Frequentò la facoltà di lettere dell' Università di Heidelberg, ma completò gli studi a Padova, dove si laureò in diritto canonico nel 1423. La laurea magistralis la conseguì in Germania, a Colonia, e divenne doctor in filosofia e teologia.

Dalla relazione con Henriette Marie Hüßœr ebbe due figli, ma la donna morì dopo aver partorito il secondo figlio. Perciò nel 1436 ebbe la possibilità di essere nominato presbitero.

Non basta. Era un uomo sapiente e carismatico al servizio del papato.

Nel 1448 fu "elevato alla porpora cardinalizia"; nel 1450 ebbe anche la nomina di vescovo-principe di Bressanone.

Scrisse vari libri, fra i quali nel 1440 il noto “De docta ignorantia” (la dotta ignoranza) in cui fonda la possibilità umana della conoscenza sulla proporzione fra noto e ignoto; nel 1449 elaborò l’ “Apologia De docta ignorantia”. Per questo testo afferma di essersi basato su un passo della Lettera a Proba, scritta da Agostino d’Ippona.

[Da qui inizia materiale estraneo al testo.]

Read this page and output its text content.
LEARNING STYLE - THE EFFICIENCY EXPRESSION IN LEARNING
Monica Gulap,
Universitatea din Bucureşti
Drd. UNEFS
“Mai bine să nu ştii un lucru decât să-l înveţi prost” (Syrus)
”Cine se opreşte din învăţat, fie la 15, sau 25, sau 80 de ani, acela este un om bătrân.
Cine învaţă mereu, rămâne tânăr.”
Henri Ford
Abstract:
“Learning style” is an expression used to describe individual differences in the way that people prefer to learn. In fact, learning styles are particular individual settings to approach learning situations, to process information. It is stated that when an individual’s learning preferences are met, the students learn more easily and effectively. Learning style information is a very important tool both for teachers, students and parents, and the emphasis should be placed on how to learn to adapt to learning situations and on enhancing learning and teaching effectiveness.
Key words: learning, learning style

La dotta ignoranza, secondo Nicola Cusano, è un concetto filosofico che riflette l’atteggiamento del pensatore consapevole della limitatezza della conoscenza umana rispetto all’immensità dell’ignoto. Comunque può costruire un’interpretazione del mondo.

Il cardinal Cusano affermava che tutte le religioni sono delle varianti culturali del culto dell’unica vera divinità. Di fatto, egli sembra voler conferire a tutte eguali diritti nei confronti della ricerca della verità.

Descrive nei suoi testi un’ideale assemblea tra i rappresentanti di ogni popolo che deve dare a tutti la possibilità di esprimere le proprie posizioni. Questo concilium universalis sarebbe il corrispettivo terreno dell’assemblea divina.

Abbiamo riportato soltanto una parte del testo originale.